UK – BAE Systems and its trustees have agreed that both employees and the company will increase contribution rates over the next three years in order to plug the shortfall in its UK pension scheme.

In a leaflet to its employees, defence firm BAE says that the total contribution increase needed by 2005 is 10.8%, of which members will pay 4.3% and the company 6.5%. This means a 1.43% rise in contributions per year for employees.

The changes were agreed between the trustees and BAE on March 27, although the UK’s biggest general union, the T&G, insists it has not approved. Jack Dromey, T&G national organiser, said today: "Progress has been made but there is no agreement yet on how much our members will pay.”

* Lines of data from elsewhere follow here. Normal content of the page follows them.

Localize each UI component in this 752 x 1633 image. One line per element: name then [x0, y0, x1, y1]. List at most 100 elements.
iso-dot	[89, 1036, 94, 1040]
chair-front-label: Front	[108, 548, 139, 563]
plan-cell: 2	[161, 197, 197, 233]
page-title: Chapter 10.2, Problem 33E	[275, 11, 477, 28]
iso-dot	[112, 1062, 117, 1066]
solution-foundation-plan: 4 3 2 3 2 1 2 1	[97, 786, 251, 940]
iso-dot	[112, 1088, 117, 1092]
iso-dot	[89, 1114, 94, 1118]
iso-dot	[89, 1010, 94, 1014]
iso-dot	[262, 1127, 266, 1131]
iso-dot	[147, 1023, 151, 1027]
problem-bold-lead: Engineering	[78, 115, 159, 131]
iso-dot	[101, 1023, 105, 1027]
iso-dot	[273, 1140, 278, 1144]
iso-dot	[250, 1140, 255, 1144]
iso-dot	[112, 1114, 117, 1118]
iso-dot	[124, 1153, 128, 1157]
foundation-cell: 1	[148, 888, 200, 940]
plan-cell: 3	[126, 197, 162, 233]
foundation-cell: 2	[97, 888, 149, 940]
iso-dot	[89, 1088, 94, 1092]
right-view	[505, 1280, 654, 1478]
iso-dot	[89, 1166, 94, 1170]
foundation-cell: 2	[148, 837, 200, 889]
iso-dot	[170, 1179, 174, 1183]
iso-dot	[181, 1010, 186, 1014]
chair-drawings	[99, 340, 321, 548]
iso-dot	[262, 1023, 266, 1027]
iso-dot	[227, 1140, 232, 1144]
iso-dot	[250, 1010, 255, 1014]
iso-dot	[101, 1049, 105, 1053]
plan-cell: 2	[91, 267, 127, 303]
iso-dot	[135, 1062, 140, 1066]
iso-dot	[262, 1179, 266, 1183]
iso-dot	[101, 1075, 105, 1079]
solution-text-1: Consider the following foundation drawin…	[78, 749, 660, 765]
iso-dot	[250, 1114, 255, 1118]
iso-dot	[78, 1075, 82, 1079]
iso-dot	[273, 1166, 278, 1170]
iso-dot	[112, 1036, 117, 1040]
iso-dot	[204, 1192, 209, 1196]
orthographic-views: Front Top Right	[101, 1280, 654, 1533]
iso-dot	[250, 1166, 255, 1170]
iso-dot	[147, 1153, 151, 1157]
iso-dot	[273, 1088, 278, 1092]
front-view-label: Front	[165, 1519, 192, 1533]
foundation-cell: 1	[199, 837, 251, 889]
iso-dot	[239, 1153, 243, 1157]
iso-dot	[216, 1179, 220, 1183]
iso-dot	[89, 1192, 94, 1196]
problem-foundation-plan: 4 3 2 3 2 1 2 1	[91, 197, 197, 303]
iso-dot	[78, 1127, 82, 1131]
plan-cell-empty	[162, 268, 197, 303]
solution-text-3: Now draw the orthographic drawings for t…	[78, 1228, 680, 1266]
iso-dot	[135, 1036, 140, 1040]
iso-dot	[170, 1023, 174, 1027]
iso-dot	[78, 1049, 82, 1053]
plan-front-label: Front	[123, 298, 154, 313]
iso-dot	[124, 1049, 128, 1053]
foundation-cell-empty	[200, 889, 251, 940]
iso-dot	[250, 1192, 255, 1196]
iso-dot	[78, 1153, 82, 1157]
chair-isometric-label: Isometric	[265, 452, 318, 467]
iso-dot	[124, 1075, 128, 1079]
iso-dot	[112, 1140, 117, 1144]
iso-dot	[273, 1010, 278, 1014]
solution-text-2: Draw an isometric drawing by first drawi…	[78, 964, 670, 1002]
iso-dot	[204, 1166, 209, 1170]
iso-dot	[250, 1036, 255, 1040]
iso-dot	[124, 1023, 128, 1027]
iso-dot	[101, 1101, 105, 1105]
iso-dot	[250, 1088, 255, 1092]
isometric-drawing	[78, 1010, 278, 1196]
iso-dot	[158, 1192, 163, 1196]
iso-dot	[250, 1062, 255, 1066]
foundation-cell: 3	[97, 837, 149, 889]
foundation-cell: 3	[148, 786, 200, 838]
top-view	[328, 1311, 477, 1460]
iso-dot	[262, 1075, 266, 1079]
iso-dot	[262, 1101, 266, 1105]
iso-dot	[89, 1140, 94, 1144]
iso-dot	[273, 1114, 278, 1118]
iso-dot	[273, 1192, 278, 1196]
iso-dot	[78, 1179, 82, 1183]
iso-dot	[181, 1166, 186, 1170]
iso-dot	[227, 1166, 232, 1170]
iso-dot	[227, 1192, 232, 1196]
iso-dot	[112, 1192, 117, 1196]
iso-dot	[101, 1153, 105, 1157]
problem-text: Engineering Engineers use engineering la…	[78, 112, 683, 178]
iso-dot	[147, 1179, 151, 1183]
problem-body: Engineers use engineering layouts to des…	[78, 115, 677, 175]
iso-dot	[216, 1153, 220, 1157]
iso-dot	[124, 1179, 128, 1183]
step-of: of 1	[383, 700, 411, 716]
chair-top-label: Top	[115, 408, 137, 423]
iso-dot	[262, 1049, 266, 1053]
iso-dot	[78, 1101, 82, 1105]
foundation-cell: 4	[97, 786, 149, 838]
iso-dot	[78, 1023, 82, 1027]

"The threat at one stage was to pay up to 20 pounds per week more or lose your final salary scheme.”

T&G said BAE had moved and will bear the brunt of the burden of plugging the 2.3 billion pounds hole in the pension schemes, but Dromey added: “BAE has budged but not far enough.”

A spokesman at BAE responded that the pension schemes most relevant to the T&G – the Royal Ordnance schemes – were not due to be valued until December 2004. The two schemes affected at the moment are the main pension scheme for BAE Systems, and the executive pension scheme, which the spokesman said Amicus, the union for skilled and professional employees, would represent.

BAE has come under scrutiny as it has one of largest pension deficits in relation market capitalisation of all firms on the benchmark FTSE-100. According to Credit Suisse First Boston, which estimates the deficit at 2.59 billion pounds, its shortfall accounts for around 75% of the firm’s market capitalisation.